Cleaver was in two minds now whether to go on down to the ledge or to turn and follow the man. He hesitated, standing in the overgrown track between slim pines and nettles and boulders. The weather was definitely colder today. Colder and sharper. Perhaps he is a brother of the Sto
lbergs, of Jürgen and the town-dressed woman. It was a shame she had left so soon. There’s a smell of winter, of snow even. Or Ulrike and the town-dressed woman. Though in the end Cleaver felt that the surname Stolberg on the memorial plaque meant that Jürgen would be Frau Stolberg’s son and Ulrike the daughter-in-law. This man was her brother, then, and comes here from time to time from some nearby village to look at the place where his sister died. A sort of pilgrimage. It is mad, Cleaver told himself, to cut yourself off from the world and then spend your time fantasising Gothic romances around a few primitive peasants you know nothing about.
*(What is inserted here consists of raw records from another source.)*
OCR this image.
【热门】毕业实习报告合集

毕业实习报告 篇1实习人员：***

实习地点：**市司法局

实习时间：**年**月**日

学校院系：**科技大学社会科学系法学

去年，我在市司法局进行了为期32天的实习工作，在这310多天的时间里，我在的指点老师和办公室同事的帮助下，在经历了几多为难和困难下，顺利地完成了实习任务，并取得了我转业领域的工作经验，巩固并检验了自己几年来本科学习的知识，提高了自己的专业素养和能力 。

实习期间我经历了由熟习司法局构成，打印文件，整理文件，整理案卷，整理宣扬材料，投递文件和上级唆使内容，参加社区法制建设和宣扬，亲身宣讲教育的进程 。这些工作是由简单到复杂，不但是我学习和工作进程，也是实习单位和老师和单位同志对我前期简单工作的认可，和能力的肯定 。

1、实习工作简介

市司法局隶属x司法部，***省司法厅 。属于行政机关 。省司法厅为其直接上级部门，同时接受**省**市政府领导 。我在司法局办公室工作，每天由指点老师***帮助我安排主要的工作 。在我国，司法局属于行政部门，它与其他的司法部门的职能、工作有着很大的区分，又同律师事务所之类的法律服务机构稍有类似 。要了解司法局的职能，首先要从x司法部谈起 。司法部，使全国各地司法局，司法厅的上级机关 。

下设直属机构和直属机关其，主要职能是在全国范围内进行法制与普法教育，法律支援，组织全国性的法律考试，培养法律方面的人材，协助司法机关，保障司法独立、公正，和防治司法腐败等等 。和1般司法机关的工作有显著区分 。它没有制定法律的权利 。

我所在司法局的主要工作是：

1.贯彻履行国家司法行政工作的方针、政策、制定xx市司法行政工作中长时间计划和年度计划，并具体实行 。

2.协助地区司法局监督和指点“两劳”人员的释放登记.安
He walked down to the end of the path. The sun was already behind the dark bulk of Schwarzstein to his left. The valley was in shadow. The folds of the land far below merged softly into each other and likewise the greys and greens of leaf and rock. There was a touch of mist. It was almost as if, should you throw yourself out into the void, now, the world would be soft and supporting as water. They must have strung up the cableway, Cleaver had recently decided, to bring down charcoal from the high forests. And Rosenkranzhof had been built by charcoal burners in the nearest place possible to the ledge. They sent down the charcoal they produced and in return received provisions from the village below. Far from being isolated, Rosenkranzhof had been part of the local economy. There’s no way of knowing if I’m right, Cleaver reflected.
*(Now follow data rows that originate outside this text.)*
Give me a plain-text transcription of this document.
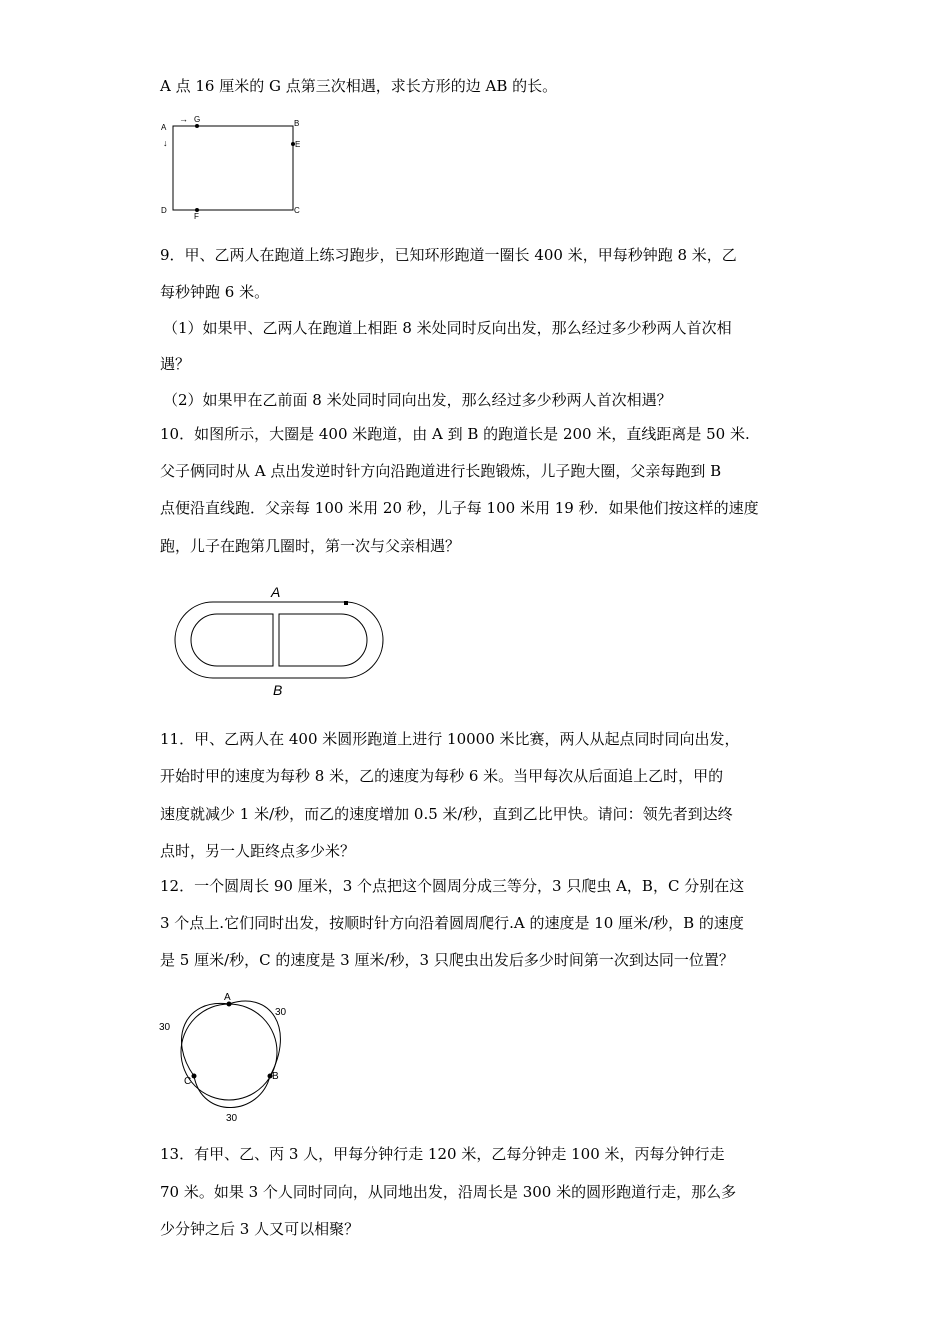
A 点 16 厘米的 G 点第三次相遇，求长方形的边 AB 的长。
A
→ G	B
E
↓
D
F
C
9．甲、乙两人在跑道上练习跑步，已知环形跑道一圈长 400 米，甲每秒钟跑 8 米，乙
每秒钟跑 6 米。
（1）如果甲、乙两人在跑道上相距 8 米处同时反向出发，那么经过多少秒两人首次相
遇？
（2）如果甲在乙前面 8 米处同时同向出发，那么经过多少秒两人首次相遇？
10．如图所示，大圈是 400 米跑道，由 A 到 B 的跑道长是 200 米，直线距离是 50 米.
父子俩同时从 A 点出发逆时针方向沿跑道进行长跑锻炼，儿子跑大圈，父亲每跑到 B
点便沿直线跑．父亲每 100 米用 20 秒，儿子每 100 米用 19 秒．如果他们按这样的速度
跑，儿子在跑第几圈时，第一次与父亲相遇？
A
B
11．甲、乙两人在 400 米圆形跑道上进行 10000 米比赛，两人从起点同时同向出发，
开始时甲的速度为每秒 8 米，乙的速度为每秒 6 米。当甲每次从后面追上乙时，甲的
速度就减少 1 米/秒，而乙的速度增加 0.5 米/秒，直到乙比甲快。请问：领先者到达终
点时，另一人距终点多少米？
12．一个圆周长 90 厘米，3 个点把这个圆周分成三等分，3 只爬虫 A，B，C 分别在这
3 个点上.它们同时出发，按顺时针方向沿着圆周爬行.A 的速度是 10 厘米/秒，B 的速度
是 5 厘米/秒，C 的速度是 3 厘米/秒，3 只爬虫出发后多少时间第一次到达同一位置？
A
B
C
30
30
30
13．有甲、乙、丙 3 人，甲每分钟行走 120 米，乙每分钟走 100 米，丙每分钟行走
70 米。如果 3 个人同时同向，从同地出发，沿周长是 300 米的圆形跑道行走，那么多
少分钟之后 3 人又可以相聚？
Every time he looked at Ulrike Stolberg’s photo, she was different. The features are quieter and dreamier today. Perhaps the hiker had been her childhood lover and came here every now and then for auld lang syne. Now who’s being mawkish? Cleaver smiled. Though it was hard to shake off the thought that the young woman had killed herself because someone had been trying to force her into a mounting frame against her will. Trolls carried off young maidens. Angela had been pregnant when she died. I didn’t try to find out by whom. I was too busy trying to deal with the madness of Amanda’s having invited Priya to the funeral. Cleaver’s elder son was at university at the time. They had barely spoken about it all. I encouraged him in his studies, Cleaver remembered, though it was foolish of the boy to choose Political Science. As he recalled, what the charcoal burners did was to build big fires and then cover them almost entirely with earth so that the wood inside wasn’t consumed, but turned slowly to charcoal. He remembered reading something of the kind out loud to the twins as small children, in Swallows and Amazons perhaps. Then they broke it up and sent it down with the cableway.